The reaction of the passengers to him is similar to that towards the homeless man. They scurry in all directions when he sits down, the female dog owner gets up and the bottle collector takes her place. He has a little shopping cart, like the ones old ladies use, and a plastic bag from a cheap supermarket is tied to its handle. It gets dislodged several times and falls to the side, which he is trying to prevent while mumbling to himself. When he got the bag under control he puts his hand deep into the shopping cart as if he was artificially inseminating a cow and produces a bottle of beer. It is obvious by now that he’s staggeringly drunk. He gets the bottle opener out of a front pocket of the shopping cart fiddling a long time to find the pocket, finding the bottle opener in the pocket and struggling not to let it slip out of his hand. After he has opened the bottle the opener disappears more quickly back to its original place. The unshaven face of the bottle collector scrounges up as if he’s eating a lemon when he is drinking from the bottle. Apparently he doesn’t like beer. A shame really, since that’s all he can afford.

8. the asshole

He is wrapped in stylish attire, or what he thinks that entails. Padded running shoes that honestly look silly, but which are probably incredibly expensive, jeans of a tight, but not too tight fit, with the tag of one of the expensive brands, a jacket that is hardly enough for the weather but looks expensive. His face is red, as if he’s too warm or on weird drugs. He’s young, but older than his friend, maybe 25. Short spiky hair cut with about a ton of hair gel in it, eyebrow piercing. He probably has a distasteful tattoo somewhere under his clothes too. Every couple of minutes he speaks on his smartphone which is for some reason pink. First I think that he might be gay since he’s paying too much attention to his clothes, but then he doesn’t quite have the right style and shouts too loudly while he’s speaking on the phone. After his first phone conversation he says to his friend. “That was my half girlfriend. You met my proper one, but you gotta meet her too, she’s gorgeous. A little stupid though.” Yeah, you gotta be talking, idiot! Later on the way out he shouts at random strangers that he finally has arrived. Definitely drugs, but no idea what kind.

9. the friend of the asshole

He sports the gangster style, baggie clothes, instead of a coat he wears one of those sports jumpers into which two guys of his stature would fit. He has a baseball cap sideways on his head. About 18, seems almost shy, but he might be played down by his cocky friend. His comments are short and I can’t hear them from where I am sitting. When they leave the train he trots behind the other guy like a silent shadow.

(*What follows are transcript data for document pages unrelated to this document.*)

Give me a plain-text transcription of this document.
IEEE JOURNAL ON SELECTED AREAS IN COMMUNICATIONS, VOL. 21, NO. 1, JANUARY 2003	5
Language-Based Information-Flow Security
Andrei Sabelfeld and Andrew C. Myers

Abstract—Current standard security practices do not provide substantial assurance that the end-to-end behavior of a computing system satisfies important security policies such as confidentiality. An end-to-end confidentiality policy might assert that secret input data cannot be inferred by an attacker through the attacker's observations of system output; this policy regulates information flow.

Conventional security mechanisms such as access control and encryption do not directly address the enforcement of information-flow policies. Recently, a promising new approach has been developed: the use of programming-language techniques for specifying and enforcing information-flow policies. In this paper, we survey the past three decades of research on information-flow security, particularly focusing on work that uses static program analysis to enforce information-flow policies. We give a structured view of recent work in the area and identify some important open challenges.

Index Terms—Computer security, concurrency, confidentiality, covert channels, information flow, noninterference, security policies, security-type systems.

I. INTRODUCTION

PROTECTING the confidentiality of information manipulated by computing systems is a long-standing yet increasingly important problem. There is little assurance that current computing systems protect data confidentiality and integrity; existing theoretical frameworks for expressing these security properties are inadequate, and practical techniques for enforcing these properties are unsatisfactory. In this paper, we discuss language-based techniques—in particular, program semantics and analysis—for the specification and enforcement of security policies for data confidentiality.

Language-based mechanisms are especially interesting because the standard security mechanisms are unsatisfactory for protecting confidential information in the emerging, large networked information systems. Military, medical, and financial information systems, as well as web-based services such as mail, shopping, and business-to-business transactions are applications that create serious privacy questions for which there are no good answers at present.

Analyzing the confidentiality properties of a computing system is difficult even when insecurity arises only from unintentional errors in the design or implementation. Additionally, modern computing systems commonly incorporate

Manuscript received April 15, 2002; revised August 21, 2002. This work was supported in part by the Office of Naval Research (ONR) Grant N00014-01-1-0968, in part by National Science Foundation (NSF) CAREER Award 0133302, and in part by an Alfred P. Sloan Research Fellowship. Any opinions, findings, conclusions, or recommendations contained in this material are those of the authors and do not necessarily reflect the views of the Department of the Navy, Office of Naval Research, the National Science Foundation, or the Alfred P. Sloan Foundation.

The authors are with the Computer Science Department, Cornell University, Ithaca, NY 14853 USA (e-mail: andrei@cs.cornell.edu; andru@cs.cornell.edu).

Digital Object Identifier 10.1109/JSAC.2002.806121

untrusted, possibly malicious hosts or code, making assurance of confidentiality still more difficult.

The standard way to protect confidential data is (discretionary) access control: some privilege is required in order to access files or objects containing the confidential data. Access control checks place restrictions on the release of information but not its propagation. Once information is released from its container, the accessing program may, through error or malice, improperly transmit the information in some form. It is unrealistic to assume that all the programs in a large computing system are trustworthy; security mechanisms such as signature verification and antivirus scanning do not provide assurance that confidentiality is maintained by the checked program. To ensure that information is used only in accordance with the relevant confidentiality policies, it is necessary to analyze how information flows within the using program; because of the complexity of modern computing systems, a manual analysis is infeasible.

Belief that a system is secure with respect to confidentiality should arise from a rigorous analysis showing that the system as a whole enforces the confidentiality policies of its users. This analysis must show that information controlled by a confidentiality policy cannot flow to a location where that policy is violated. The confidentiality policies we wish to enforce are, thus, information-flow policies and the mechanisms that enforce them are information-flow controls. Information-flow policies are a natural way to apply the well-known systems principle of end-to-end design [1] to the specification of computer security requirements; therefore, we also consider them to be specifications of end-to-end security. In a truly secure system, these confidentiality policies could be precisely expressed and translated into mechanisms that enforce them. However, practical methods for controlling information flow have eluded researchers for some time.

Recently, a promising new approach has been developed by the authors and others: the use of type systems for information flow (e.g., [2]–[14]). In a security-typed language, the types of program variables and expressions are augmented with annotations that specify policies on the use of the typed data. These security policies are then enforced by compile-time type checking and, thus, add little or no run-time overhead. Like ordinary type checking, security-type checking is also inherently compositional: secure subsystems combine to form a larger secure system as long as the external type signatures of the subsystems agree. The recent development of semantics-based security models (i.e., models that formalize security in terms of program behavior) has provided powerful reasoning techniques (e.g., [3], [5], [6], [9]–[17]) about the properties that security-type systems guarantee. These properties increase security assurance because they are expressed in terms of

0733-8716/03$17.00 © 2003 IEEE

Obviously the junkie, the bottle collector and the asshole left more traces in my memory, but this doesn’t mean that they are good characters for main protagonists. They are too far removed and it’s hard to feel empathy for them without further characterization. I feel compelled by the male dog owner who remained somewhat indefinite, since he didn’t speak and had nothing special about him. Also the friend of the asshole seems worth exploring. How and why does he cope with that cocky bastard? However, these passing characterizations might actually be enough to make a subway ride more vivid, maybe that’s enough already.